The world of music knows that Carlo Gesualdo, Prince of Venosa, murdered his wife and her lover on the night of  16 October 1590. The murder was premeditated and very well-organised. Gesualdo was generally a cold fish. But in the act of murder he deliberately chopped his wife to pieces. Why would a man do something like that?

I Fagiolini, the vocal ensemble, called in a forensic psychiatrist to assist with their forthcoming Gesualdo project. Read her clinical assessment here.

gesualdo

 

Comments

  • Hilary says:

    With the passing of time it’s interesting how this atrocity has a different flavour than had it been committed more recently.

  • Anon says:

    What it shows is that our Western “enlightened” societies are only a few hundred years ahead of the backward societies – e.g. in many Islamic countries – where such cruel punishment for adultery would still be legal.
    Sobering thought, that these few hundred years are only a speck of dust in the greater picture of times and evolution of mankind.

    • Mike Schachter says:

      A remarkably inane comment, typical of liberal guilt for things that are not their fault.
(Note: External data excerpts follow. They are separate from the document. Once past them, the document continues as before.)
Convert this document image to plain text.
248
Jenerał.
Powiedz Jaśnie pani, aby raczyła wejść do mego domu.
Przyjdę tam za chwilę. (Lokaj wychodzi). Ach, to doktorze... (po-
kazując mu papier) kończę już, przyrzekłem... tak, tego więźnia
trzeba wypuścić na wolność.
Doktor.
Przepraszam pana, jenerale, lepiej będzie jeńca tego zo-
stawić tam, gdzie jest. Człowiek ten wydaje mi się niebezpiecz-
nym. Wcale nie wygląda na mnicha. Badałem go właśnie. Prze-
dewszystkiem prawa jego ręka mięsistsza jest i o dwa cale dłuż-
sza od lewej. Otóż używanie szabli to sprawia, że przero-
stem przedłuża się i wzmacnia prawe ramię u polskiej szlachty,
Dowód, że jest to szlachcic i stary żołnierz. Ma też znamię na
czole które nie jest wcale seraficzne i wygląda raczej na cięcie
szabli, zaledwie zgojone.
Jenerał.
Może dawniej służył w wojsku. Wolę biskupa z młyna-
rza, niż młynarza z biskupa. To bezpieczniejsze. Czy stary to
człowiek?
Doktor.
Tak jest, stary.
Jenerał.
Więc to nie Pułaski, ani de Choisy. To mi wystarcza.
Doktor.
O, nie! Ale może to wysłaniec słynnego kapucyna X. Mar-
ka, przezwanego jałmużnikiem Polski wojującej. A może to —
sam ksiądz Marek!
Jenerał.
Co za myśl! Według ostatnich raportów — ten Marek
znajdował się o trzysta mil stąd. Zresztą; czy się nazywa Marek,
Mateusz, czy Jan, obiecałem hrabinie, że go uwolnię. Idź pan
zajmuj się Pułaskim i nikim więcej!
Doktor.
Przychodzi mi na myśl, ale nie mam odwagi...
It probably matters quite a lot if you are unfortunate enough to live in Syria or Iraq.

  • John Borstlap says:

    Composers’ wives should be VERY careful with expressing opinions about their husbands’ music.

  • El Grillo says:

    It’s interesting that this forensic psychiatrist goes into a detailed account but skips the fact that these killings were, in that time, legal, and says nothing about the society where in these killings were bred. In turn, one might look at the privileges given modern psychiatrists, by the law. Not that it isn’t an interesting analyses speculating on what earlier trauma caused Gesualdo’s behavior, and hopefully leads to understanding in order to be able to look at cause and facilitate prevention; but in these times modern psychiatry and it’s treatments correlate with an epidemic of “mental illness,” as well as violence such as school shootings clearly attributed to psychiatric drugs. Veterans coming home from the war receiving no other treatment than psychiatric drugs are committing suicide at a higher rate than those killed in war.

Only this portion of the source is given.